What’s a blockbook? The pages of a blockbook were made by (relief) printing an entire page from a single block of wood, on which were carved both the pictures and the words. It was a fascinating technology that competed with movable type for a while before losing decisively. One of the things lost when blockbook technology was sidelined is the ability to combine words and pictures any way you want to. Movable type is wonderful, but it tends toward segregation of words from pictures.
The best thing about the Biblia Pauperum is the way it didactically displays Old and New Testament images to convey the figural relation between them. Reading a Biblia Pauperum intelligently means firing up the analogical imagination and seeing how typology and prophecy bind the Bible together.

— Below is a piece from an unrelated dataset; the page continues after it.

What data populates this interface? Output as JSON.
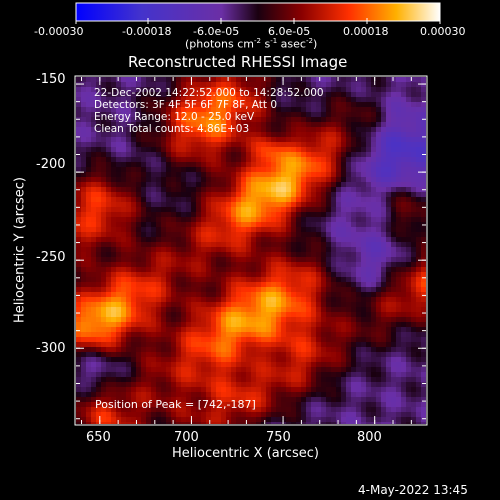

Just a few years ago, the only way to study the Biblia Pauperum without getting access to special collections was to read exactly one published edition, Avril Henry’s from Cornell Press. It’s still great, especially because of Henry’s running commentary; if you can nab a copy at a reasonable price, do it. But in recent years, several museums and libraries have made digital facsimiles available for viewing as well. Here are three different varieties of Biblia Pauperum; for easy comparison, I’ve picked out the image of the ascension of Christ:
This wonderfully clear printing is from the Library of Congress. Here’s how to read a Biblia Pauperum: The central image is a scene from the life of Christ. In this case, he has ascended from the mountain, leaving his footprints and his disciples below. To the left and right are Old Testament types and figures: Enoch and Elijah going up.
This colorized edition from the Bodleian has nearly identical layout, but if you study any individual figure you’ll see it’s been re-drawn or re-carved, with some loss of clarity. The color, laid in in rather clumsy blocks, adds a lot of initial appeal, but muddies the details.
This one from the Warburg Institute adds a great deal of wonderful detail and precision (words everywhere), but loses visual coherence and simplicity.
I’ve intentionally left out a lot of other things that are happening on each of these pages. Click through the institutional links if you want to spend a little time looking at the pages in greater detail. There are prophets and word balloons and descriptions galore surrounding the bits I’ve clipped here.